It takes more than a quick fix like a promotion or salary bump to keep employees happy, says Ron Friedman, author of “The Best Place to Work: The Art and Science of Creating an Extraordinary Workplace.” “These are some examples of what would make us happy in the short term,” he says. “Six, nine or 12 months from now, you’ll go back to feeling as you did.”
What people want from their workplace is to have their basic human needs fulfilled, he said, speaking at the National Business Group on Health’s fall well-being conference in Washington, D.C. The key to fulfilling those needs, he said, lies within three key areas:
- Competence: feeling good about your job but knowing where you can grow
- Autonomy: knowing you have a say in how you do your job.
- Relatedness: feeling connected to your colleagues.
“Unfortunately, most organizations do a dreadful job of creating psychologically fulfilling experiences,” he said.
When employees begin a new job, he said, their first few months can be stressful. They often struggle to find what’s expected of them and to negotiate the organizational culture. But after a few years, those challenges disappear, and jobs can become predictable or boring.
“What we need is an opposite trajectory,” he said. “Employees need a job that starts out moderately difficult and continues to get difficult as their skills grow.” How do you create an organization that consistently offers employees new challenges without taking up too much of their time?
There are a number of simple, inexpensive programs employers can put in place to help challenge employees, Friedman said.
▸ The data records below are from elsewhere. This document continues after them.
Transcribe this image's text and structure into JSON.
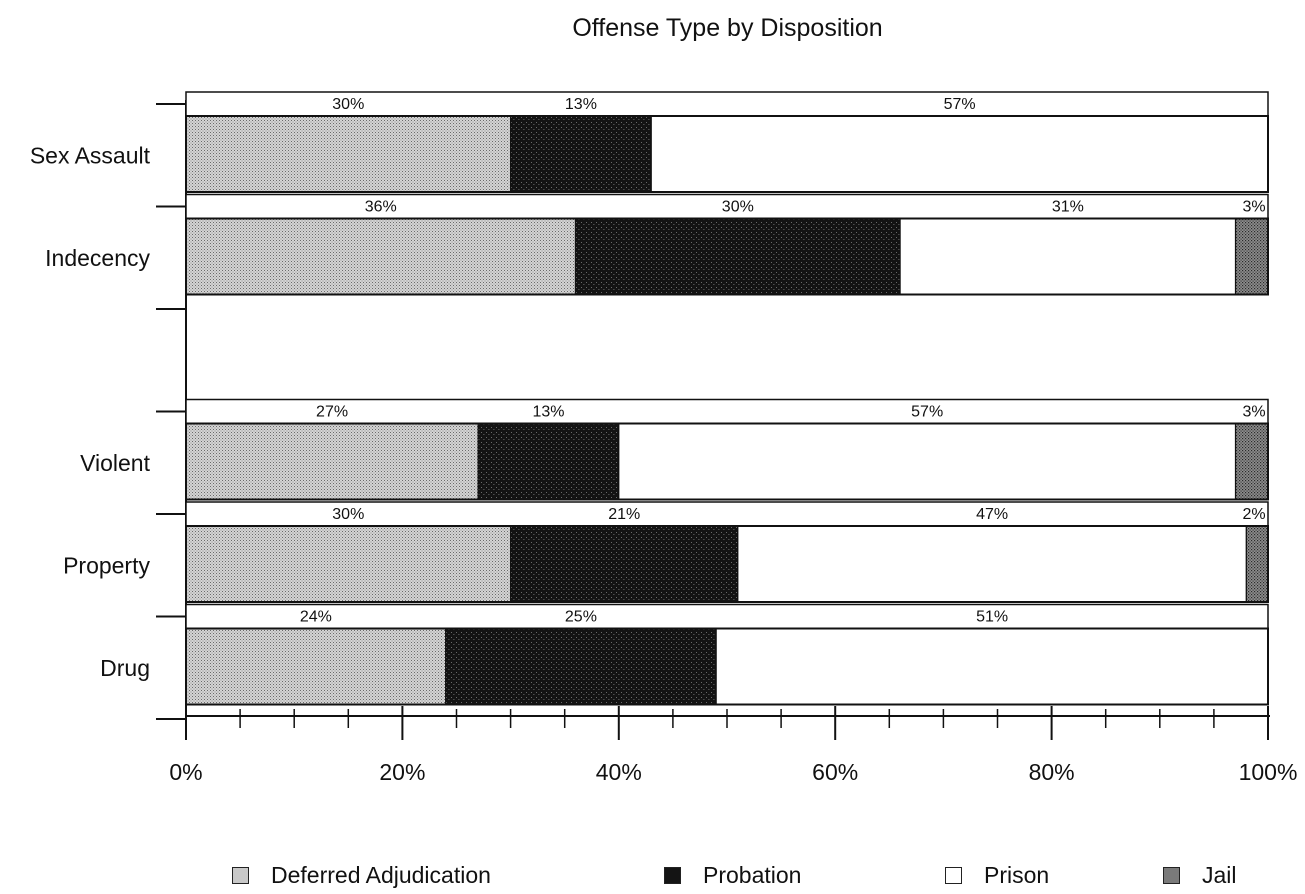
{
  "chart_data": {
    "type": "bar",
    "orientation": "horizontal",
    "stacked": true,
    "title": "Offense Type by Disposition",
    "categories": [
      "Sex Assault",
      "Indecency",
      "",
      "Violent",
      "Property",
      "Drug"
    ],
    "series": [
      {
        "name": "Deferred Adjudication",
        "color": "#bdbdbd",
        "values": [
          30,
          36,
          null,
          27,
          30,
          24
        ]
      },
      {
        "name": "Probation",
        "color": "#141414",
        "values": [
          13,
          30,
          null,
          13,
          21,
          25
        ]
      },
      {
        "name": "Prison",
        "color": "#ffffff",
        "values": [
          57,
          31,
          null,
          57,
          47,
          51
        ]
      },
      {
        "name": "Jail",
        "color": "#7a7a7a",
        "values": [
          0,
          3,
          null,
          3,
          2,
          0
        ]
      }
    ],
    "value_labels": [
      [
        "30%",
        "13%",
        "57%",
        ""
      ],
      [
        "36%",
        "30%",
        "31%",
        "3%"
      ],
      [
        "",
        "",
        "",
        ""
      ],
      [
        "27%",
        "13%",
        "57%",
        "3%"
      ],
      [
        "30%",
        "21%",
        "47%",
        "2%"
      ],
      [
        "24%",
        "25%",
        "51%",
        ""
      ]
    ],
    "xticks": [
      "0%",
      "20%",
      "40%",
      "60%",
      "80%",
      "100%"
    ],
    "xlim": [
      0,
      100
    ],
    "legend_position": "bottom"
  }
}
For example, some employers have begun offering a reading budget so that employees can expose themselves to new ideas and perspectives. “They feel like they’re growing at work,” he said, “and that means engagement.”
In industries where not all employees may have time to read a book, such as manufacturing, he said, a similar concept would be to encourage employees to scan industry blogs or participate in lunchtime discussions. “Just expose them to conversations,” he said.
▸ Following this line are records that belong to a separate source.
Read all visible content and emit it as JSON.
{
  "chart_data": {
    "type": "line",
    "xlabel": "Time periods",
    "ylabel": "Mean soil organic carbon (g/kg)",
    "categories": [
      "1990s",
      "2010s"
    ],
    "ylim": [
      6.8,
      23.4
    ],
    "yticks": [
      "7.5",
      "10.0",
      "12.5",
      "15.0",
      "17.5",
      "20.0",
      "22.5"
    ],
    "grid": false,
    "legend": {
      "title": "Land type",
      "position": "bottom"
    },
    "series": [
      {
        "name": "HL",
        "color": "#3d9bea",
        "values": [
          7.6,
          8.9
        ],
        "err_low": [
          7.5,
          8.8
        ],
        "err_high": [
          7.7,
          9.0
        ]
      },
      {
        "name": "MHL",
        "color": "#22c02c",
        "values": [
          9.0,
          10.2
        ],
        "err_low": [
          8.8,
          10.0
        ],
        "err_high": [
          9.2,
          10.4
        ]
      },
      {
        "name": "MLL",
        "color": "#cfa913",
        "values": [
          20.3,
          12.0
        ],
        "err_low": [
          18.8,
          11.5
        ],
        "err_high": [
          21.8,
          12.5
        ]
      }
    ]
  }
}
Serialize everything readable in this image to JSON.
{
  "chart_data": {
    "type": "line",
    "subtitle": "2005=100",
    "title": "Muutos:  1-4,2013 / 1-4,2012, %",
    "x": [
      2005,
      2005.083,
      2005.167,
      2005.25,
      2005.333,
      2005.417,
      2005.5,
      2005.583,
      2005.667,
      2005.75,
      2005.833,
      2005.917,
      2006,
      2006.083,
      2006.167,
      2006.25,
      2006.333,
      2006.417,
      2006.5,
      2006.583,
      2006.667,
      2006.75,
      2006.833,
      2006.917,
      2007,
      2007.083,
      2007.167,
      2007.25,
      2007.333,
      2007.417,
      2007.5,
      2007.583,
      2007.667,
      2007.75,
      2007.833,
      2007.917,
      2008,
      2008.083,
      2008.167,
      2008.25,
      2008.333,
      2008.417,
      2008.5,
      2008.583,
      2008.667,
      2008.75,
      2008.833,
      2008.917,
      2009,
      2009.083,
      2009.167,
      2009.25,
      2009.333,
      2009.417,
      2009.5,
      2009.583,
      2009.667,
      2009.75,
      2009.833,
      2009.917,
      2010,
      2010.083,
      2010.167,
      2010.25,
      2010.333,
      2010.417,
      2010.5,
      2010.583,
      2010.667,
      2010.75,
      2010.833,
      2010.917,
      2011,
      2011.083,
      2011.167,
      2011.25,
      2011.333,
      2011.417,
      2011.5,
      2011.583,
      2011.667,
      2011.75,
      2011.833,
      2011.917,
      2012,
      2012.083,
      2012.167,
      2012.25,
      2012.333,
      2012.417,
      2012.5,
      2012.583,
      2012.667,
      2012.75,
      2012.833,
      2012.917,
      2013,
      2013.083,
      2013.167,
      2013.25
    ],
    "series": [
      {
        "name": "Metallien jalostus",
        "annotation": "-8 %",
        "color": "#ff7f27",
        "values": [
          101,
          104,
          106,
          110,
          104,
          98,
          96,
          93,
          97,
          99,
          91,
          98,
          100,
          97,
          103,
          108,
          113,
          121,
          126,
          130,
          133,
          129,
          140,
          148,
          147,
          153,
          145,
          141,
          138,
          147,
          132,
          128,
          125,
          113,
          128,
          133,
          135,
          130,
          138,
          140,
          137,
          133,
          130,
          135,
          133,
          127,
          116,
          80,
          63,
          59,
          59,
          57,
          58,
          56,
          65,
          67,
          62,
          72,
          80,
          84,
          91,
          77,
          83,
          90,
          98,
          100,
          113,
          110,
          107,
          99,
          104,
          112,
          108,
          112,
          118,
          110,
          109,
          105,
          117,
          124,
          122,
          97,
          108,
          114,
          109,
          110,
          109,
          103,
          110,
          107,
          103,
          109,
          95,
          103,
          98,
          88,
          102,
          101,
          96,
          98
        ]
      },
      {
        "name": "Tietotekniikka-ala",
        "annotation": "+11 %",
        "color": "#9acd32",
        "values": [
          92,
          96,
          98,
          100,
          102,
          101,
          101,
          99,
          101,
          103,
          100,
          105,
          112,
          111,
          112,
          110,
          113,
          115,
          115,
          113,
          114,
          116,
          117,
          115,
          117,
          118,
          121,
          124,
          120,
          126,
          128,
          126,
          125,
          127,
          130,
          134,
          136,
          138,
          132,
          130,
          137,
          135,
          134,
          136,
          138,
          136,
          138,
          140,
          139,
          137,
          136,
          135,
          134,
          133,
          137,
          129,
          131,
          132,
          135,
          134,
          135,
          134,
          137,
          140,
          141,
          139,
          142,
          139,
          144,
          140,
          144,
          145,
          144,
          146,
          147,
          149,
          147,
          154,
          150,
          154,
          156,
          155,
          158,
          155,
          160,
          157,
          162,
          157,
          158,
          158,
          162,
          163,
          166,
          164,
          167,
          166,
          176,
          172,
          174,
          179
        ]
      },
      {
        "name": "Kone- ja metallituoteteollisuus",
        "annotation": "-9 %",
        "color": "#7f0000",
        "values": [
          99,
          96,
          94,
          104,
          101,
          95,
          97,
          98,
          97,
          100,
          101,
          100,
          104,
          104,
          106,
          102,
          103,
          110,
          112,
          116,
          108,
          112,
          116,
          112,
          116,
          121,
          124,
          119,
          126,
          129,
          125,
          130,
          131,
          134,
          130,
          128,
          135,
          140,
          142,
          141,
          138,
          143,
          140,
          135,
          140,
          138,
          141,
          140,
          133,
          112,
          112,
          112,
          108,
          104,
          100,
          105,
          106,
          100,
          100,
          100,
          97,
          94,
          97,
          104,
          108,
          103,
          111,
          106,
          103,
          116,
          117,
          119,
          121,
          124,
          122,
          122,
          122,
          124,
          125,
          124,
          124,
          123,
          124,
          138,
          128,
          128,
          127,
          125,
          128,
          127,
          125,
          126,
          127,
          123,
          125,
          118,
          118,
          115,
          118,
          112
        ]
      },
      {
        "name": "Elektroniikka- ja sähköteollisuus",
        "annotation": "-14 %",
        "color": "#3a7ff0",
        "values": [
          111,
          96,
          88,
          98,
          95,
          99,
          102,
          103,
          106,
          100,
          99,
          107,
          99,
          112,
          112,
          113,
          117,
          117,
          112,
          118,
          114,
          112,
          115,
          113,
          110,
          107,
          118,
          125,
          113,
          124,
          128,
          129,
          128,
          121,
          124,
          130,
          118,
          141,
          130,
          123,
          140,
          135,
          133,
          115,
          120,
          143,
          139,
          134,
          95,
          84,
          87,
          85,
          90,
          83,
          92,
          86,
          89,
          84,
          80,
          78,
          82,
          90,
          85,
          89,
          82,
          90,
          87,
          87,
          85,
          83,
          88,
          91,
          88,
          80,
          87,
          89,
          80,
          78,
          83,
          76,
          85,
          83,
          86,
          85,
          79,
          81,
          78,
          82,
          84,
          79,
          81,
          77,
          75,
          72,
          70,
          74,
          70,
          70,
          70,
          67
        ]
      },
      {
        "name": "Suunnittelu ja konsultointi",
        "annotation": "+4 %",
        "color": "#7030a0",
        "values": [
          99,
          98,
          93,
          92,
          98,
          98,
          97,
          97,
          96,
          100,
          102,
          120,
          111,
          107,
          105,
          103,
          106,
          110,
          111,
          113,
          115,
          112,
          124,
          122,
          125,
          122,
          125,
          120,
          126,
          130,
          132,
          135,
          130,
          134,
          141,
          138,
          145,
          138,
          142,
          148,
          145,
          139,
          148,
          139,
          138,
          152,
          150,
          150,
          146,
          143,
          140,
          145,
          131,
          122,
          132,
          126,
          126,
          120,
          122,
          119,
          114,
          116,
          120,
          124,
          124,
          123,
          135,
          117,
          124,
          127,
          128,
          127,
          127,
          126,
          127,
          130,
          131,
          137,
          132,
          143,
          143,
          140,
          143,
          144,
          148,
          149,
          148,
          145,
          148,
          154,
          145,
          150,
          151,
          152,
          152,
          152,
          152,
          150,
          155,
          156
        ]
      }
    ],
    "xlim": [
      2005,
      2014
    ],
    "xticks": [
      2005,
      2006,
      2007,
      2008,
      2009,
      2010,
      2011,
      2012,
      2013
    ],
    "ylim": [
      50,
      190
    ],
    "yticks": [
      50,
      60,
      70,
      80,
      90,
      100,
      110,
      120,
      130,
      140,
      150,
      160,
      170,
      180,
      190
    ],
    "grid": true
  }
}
Cultivating growth through challenge
Another avenue through which employers can challenge workers and cultivate growth, Friedman said in his talk, is to reward failure. “Not all failures are created equal,” he notes. There are of course bad failures, he said, but there are mistakes that happen when employees try something new — something he called “intelligent risk taking.”
“When we [try to avoid] all types of failures, growth grinds to a halt,” he says. “Demanding perfection makes success impossible. You don’t want perfection to be the goal of your team; you want improvement to be the goal of your team.”
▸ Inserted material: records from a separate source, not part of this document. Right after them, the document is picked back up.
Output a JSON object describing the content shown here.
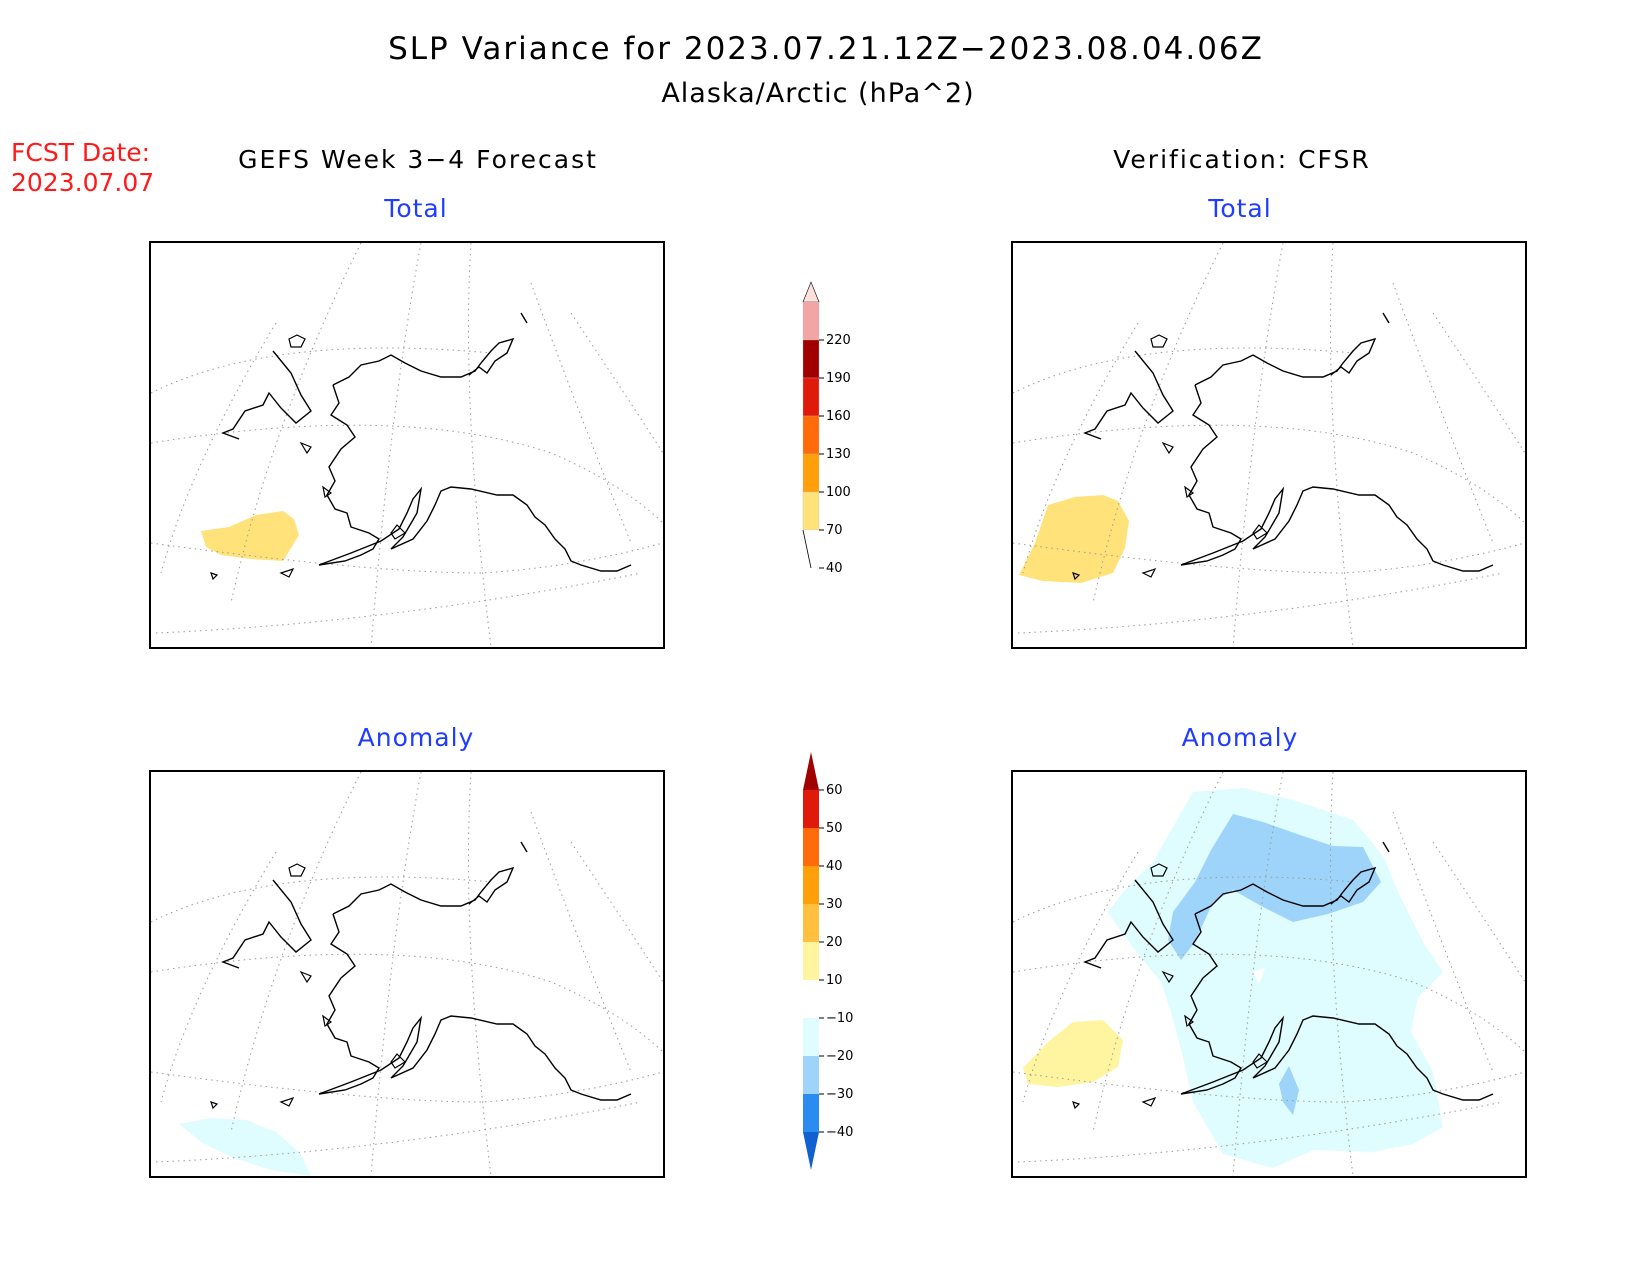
{
  "title": "SLP Variance for 2023.07.21.12Z−2023.08.04.06Z",
  "subtitle": "Alaska/Arctic (hPa^2)",
  "fcst_label": "FCST Date:",
  "fcst_date": "2023.07.07",
  "left_header": "GEFS Week 3−4 Forecast",
  "right_header": "Verification: CFSR",
  "panels": {
    "top_left": "Total",
    "top_right": "Total",
    "bottom_left": "Anomaly",
    "bottom_right": "Anomaly"
  },
  "total_colorbar": {
    "labels": [
      "220",
      "190",
      "160",
      "130",
      "100",
      "70",
      "40"
    ],
    "colors": [
      "#fde0dc",
      "#f3a5a5",
      "#a00000",
      "#e01a0a",
      "#ff6a0a",
      "#ffa00a",
      "#ffe27a"
    ]
  },
  "anomaly_colorbar": {
    "labels": [
      "60",
      "50",
      "40",
      "30",
      "20",
      "10",
      "−10",
      "−20",
      "−30",
      "−40"
    ],
    "colors": [
      "#a00000",
      "#e01a0a",
      "#ff6a0a",
      "#ffa00a",
      "#ffc040",
      "#fff5a0",
      "#ffffff",
      "#dffcff",
      "#9ed4fa",
      "#2a8cf0",
      "#1060d0"
    ]
  }
}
In addition, he said, creating a sense of community can help employees be better at their jobs. “There is more focus, and there is no need to wonder if they fit in,” he said. “There is also more honest dialogue.”
Employers can help create community, he said, by investing in their social spaces. Real connections rarely form in the conference room; they more often happen in informal social situations. “Having friends at work is essential to retaining your top workers, but at most companies it’s an afterthought,” he said.